— Согласен, — произнес Денис.
— А с возникновением промышленности как единой национальной и даже транснациональной структуры, с формированием индустриального пролетариата — и, соответственно, с качественным рывком производительности труда — такая вероятность измеряется уже не долями процента, как раньше, а процентами и даже десятками процентов. И вот — Парижская Коммуна. Она не продержалась и ста дней, но, тем не менее, задала вектор и подарила прогрессивным силам бесценный опыт. И совсем скоро история снова дала шанс социализму. Из-за обострений противоречий между старым и новым укладами на фоне изматывающей мировой войны вероятность социалистического перехода приблизилась к ста процентам в России, ставшей «слабым звеном». В таких обстоятельствах важно, ухватят ли этот шанс те силы, которые хотят социализма и готовы повести страну по этому пути. Тогда, в 1917 году, как мы знаем, у большевиков всё получилось. СССР стал локомотивом социального прогресса на целых семь десятилетий. Сразу после жесточайшей войны в середине двадцатого века произошло расширение мировой системы социализма. Она развивалась — то быстро, то медленно, но всё же расширялась. Но в восьмидесятых произошел неестественный откат назад, социалистические завоевания в СССР, Европе и ряде других стран оказались отброшены.
— А почему? Такая мощная страна — и пала за считанные годы... — произнес Гена.
— Это сворачивание социализма, и я имею все основания так утверждать, было искусственным, заранее спланированным, осуществленным посредством волевого решения. Проще говоря, предательства. Да, на базе, конечно, естественных трудностей роста, кризисных явлений — но вполне преодолимых при наличии у верховной власти желания сохранить социализм. Белоруссии удалось «отбиться» и вернуть, хотя бы частично, эти завоевания и идеи, пусть и формально под другой вывеской, уже через три года после всеобщего развала.

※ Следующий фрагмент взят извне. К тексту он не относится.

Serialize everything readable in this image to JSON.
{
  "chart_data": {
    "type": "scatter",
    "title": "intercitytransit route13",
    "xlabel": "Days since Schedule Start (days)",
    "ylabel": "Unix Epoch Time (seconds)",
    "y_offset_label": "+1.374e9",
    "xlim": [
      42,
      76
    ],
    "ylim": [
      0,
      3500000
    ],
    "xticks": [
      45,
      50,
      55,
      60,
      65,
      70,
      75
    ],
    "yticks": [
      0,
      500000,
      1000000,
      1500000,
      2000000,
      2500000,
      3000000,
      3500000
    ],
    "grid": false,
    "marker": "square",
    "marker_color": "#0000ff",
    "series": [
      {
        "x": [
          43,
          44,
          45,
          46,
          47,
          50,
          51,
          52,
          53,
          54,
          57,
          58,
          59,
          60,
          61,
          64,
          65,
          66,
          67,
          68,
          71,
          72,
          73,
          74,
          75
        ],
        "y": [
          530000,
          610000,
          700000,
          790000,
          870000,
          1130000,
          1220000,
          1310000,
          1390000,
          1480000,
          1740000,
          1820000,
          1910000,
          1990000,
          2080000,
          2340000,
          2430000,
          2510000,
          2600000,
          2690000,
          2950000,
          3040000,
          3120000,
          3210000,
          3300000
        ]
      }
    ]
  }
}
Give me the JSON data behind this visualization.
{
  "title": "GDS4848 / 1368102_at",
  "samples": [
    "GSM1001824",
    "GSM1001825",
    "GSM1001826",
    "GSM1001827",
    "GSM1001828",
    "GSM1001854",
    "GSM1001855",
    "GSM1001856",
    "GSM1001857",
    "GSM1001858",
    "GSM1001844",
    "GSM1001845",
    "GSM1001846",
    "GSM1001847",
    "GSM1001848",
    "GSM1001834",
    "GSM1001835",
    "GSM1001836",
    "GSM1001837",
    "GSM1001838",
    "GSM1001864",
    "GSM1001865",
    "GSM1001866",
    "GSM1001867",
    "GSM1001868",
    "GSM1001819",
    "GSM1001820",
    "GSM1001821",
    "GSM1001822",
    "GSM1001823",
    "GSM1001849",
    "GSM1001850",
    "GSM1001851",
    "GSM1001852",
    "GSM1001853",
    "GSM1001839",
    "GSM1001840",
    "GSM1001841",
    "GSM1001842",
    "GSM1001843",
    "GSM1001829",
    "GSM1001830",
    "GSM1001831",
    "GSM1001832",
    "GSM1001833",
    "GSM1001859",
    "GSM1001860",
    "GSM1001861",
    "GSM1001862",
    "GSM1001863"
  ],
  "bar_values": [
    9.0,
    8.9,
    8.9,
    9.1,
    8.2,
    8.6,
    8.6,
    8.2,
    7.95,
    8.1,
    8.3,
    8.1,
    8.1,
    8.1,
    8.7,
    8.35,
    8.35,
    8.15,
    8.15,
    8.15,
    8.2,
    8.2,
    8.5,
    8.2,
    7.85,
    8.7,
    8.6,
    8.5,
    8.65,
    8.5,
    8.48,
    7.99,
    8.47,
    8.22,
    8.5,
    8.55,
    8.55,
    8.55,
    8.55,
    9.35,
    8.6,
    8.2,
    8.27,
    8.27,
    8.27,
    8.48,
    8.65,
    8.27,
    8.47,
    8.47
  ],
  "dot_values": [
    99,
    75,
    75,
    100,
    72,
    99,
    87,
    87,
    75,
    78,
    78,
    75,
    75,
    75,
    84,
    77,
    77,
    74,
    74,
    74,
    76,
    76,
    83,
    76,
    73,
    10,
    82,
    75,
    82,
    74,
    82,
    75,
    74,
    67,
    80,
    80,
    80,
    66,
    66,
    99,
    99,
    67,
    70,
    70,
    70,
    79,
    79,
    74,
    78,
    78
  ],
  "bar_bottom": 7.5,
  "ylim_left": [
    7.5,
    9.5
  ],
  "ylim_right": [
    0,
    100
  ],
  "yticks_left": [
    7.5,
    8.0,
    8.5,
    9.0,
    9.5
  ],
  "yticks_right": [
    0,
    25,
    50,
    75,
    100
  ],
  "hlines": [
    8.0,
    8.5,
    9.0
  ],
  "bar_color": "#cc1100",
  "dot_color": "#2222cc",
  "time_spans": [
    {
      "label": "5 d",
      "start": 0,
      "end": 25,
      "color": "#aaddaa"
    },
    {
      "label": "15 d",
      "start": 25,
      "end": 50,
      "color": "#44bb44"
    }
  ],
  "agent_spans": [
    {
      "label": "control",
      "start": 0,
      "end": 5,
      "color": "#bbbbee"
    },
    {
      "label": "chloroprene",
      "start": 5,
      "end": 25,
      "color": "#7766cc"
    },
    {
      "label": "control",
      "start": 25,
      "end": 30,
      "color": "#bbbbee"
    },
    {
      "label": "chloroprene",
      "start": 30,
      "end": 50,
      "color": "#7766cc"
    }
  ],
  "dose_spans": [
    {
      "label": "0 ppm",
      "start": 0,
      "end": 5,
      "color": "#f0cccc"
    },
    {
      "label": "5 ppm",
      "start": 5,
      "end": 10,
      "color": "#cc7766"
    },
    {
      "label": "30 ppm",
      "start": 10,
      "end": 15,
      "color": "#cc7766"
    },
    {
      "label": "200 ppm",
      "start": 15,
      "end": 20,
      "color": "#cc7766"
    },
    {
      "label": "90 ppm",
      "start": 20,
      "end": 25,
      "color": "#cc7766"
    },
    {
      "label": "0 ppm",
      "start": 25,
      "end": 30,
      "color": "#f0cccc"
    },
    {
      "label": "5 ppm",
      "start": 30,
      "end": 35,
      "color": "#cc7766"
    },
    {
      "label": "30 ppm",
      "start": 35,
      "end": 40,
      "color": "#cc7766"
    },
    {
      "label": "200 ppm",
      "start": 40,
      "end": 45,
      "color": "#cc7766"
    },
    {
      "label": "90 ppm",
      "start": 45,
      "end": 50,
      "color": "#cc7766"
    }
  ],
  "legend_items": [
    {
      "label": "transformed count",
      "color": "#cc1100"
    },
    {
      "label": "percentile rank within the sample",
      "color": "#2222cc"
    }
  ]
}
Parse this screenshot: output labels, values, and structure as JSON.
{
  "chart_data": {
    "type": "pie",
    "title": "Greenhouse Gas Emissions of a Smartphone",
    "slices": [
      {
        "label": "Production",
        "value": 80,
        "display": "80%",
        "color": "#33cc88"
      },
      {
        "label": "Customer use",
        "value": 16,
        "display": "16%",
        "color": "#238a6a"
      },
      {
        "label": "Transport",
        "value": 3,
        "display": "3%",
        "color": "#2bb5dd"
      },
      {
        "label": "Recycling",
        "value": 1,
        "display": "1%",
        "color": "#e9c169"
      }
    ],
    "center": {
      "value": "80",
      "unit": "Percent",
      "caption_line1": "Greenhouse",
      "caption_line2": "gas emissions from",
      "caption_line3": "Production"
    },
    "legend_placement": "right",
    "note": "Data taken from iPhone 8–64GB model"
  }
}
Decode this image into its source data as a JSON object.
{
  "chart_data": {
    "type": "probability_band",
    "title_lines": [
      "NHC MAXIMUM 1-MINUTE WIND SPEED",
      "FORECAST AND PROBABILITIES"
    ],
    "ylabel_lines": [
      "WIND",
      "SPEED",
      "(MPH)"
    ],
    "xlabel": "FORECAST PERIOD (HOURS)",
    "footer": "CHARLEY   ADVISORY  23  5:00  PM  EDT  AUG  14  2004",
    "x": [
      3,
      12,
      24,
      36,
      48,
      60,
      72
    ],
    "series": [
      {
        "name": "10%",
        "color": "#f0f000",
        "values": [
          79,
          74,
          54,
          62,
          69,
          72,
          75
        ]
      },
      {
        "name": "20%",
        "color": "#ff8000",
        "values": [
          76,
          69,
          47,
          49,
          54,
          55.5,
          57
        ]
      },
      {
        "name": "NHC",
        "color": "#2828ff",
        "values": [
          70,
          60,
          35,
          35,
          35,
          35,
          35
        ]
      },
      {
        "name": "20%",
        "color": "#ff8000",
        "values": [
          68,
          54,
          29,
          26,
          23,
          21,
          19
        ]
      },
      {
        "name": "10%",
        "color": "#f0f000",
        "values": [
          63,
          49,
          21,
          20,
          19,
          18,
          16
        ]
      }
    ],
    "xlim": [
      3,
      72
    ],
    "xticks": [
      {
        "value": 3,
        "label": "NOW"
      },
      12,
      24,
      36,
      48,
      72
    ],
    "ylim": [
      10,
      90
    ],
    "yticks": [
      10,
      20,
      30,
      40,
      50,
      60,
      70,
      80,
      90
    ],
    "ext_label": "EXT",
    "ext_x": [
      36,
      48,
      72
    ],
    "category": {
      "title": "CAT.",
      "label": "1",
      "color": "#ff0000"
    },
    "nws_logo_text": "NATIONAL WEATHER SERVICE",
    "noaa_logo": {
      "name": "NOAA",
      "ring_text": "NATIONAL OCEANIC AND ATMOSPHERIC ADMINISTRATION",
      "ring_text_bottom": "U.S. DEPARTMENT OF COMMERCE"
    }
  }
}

Некоторые страны вообще так и не пали — КНДР, Куба, Вьетнам. Тот же Китай, как мы уже говорили, постепенно, поступательно развивается как государство с социалистическим целеполаганием, как потенциальное ядро новой мировой социалистической системы, уже на новой технологической базе, более совершенной по сравнению с той, которой располагал советский социализм. Просто о его потенциале и его миссии пока еще рано говорить. Поэтому сейчас самое важное для нас — не допустить разгрома Китая, ставить палки в колеса всем силам, которые хотели бы послужить боевым холопом в угоду глобальному фашизму. И вот, если удастся в наших интересах преодолеть этот кризис, то наступит стратегический перелом. Чем более развитыми в дальнейшем будут производительные силы, тем более неестественным, выморочным будет выглядеть уже не социализм, а капитализм — и вообще элитарное, разделенное общество как таковое. Тем слабее оно будет. Тем сильнее и естественнее будет социализм. Именно он, а не классовое общество, отныне будет в мейнстриме.